Layer of Protection Analysis (LOPA) was developed to improve decision-making by performing simplified quantitative risk assessments on individual accident scenarios having potential consequences of concern. These simplified risk assessments apply order of magnitude estimates of consequences and frequencies to determine if sufficient Independent Protection Layers (IPLs) are present, based upon a Company’s decision-making criteria. LOPA allows flexibility, including engineering judgement, in amending IPL determinations should analyst experience suggest the inherent conservatism built into the technique is at odds with engineering or operating reality. When appropriately used, LOPA can be a useful addition to other risk assessment procedures, including qualitative assessments (e.g. HAZOPs) and quantitative risk analysis (QRA).

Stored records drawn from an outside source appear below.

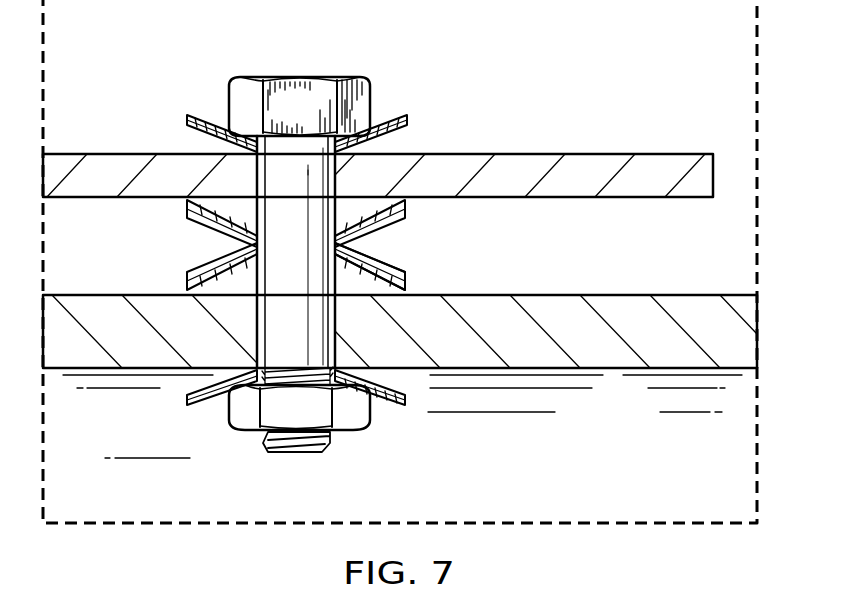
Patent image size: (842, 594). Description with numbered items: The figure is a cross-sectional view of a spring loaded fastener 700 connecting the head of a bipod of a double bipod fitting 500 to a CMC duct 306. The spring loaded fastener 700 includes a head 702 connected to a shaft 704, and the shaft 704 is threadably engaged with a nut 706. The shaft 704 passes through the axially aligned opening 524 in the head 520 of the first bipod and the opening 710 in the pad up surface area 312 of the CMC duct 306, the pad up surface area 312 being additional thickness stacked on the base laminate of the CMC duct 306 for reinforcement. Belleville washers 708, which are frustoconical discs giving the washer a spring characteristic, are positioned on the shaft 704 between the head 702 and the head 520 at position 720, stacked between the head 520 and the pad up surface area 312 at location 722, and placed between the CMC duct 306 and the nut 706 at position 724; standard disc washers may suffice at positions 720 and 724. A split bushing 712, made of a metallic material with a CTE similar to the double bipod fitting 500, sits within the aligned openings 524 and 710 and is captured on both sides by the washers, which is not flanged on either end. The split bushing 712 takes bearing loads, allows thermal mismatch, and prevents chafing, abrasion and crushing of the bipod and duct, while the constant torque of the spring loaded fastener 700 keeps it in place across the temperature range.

The spring loaded fastener 700 is at (355, 48).
The head 702 is at (268, 77).
The shaft 704 is at (340, 330).
The nut 706 is at (240, 432).
The Belleville washers 708 is at (398, 239).
The opening 710 is at (264, 322).
The split bushing 712 is at (343, 180).
The position 720 is at (163, 129).
The location 722 is at (165, 250).
The position 724 is at (158, 412).
The double bipod fitting 500 is at (642, 91).
The head 520 is at (720, 167).
The opening 524 is at (264, 172).
The pad up surface area 312 is at (615, 294).
The CMC duct 306 is at (613, 370).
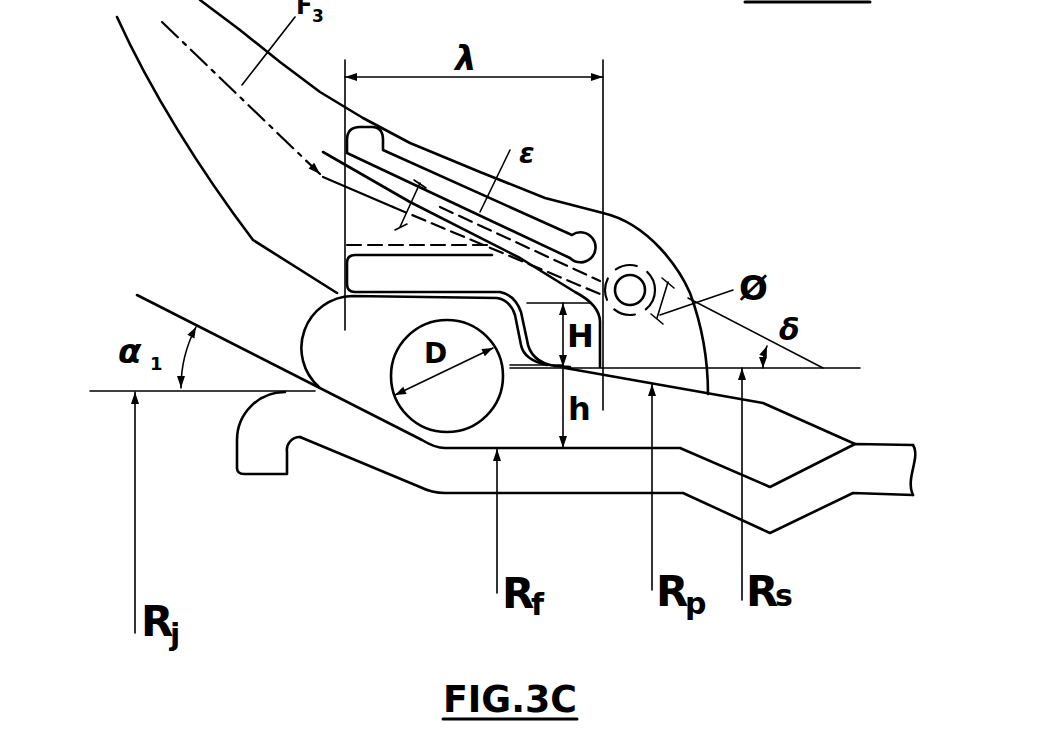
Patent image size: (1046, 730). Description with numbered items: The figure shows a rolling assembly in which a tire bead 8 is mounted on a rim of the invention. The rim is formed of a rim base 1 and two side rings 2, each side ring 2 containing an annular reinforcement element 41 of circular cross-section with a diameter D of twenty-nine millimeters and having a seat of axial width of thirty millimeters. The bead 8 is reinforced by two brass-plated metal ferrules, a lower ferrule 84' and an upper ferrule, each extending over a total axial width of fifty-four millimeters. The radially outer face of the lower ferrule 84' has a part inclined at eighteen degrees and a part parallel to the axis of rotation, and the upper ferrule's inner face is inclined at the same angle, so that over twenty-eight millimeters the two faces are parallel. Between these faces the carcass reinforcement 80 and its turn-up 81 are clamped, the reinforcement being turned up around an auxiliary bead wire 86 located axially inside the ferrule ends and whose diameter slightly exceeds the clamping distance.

Inappropriate or rigid application of LOPA has led to a number of significant issues, including:
- Applying LOPA to a wide range of scenarios for which it was not intended
- Excluding important safeguards from consideration
- Mischaracterizing risk, resulting in recommendations to add large numbers of instrumented protective systems
- Generating LOPA IPL requirements at variance with HAZOP assessments
- Bypassing inherently safe designs in favor of instrumented solutions
The above misapplications can result in appreciable, unnecessary cost, including installed equipment costs and long term documentation, maintenance, and inspection requirements. In addition, system complexity can be increased to the point where process units may become marginally operable, increasing the potential for a major incident and undermining LOPA’s original intent.
This paper will provide examples from actual LOPA studies that illustrate the above concerns, along with suggestions, based upon one Company’s approach, to address these concerns.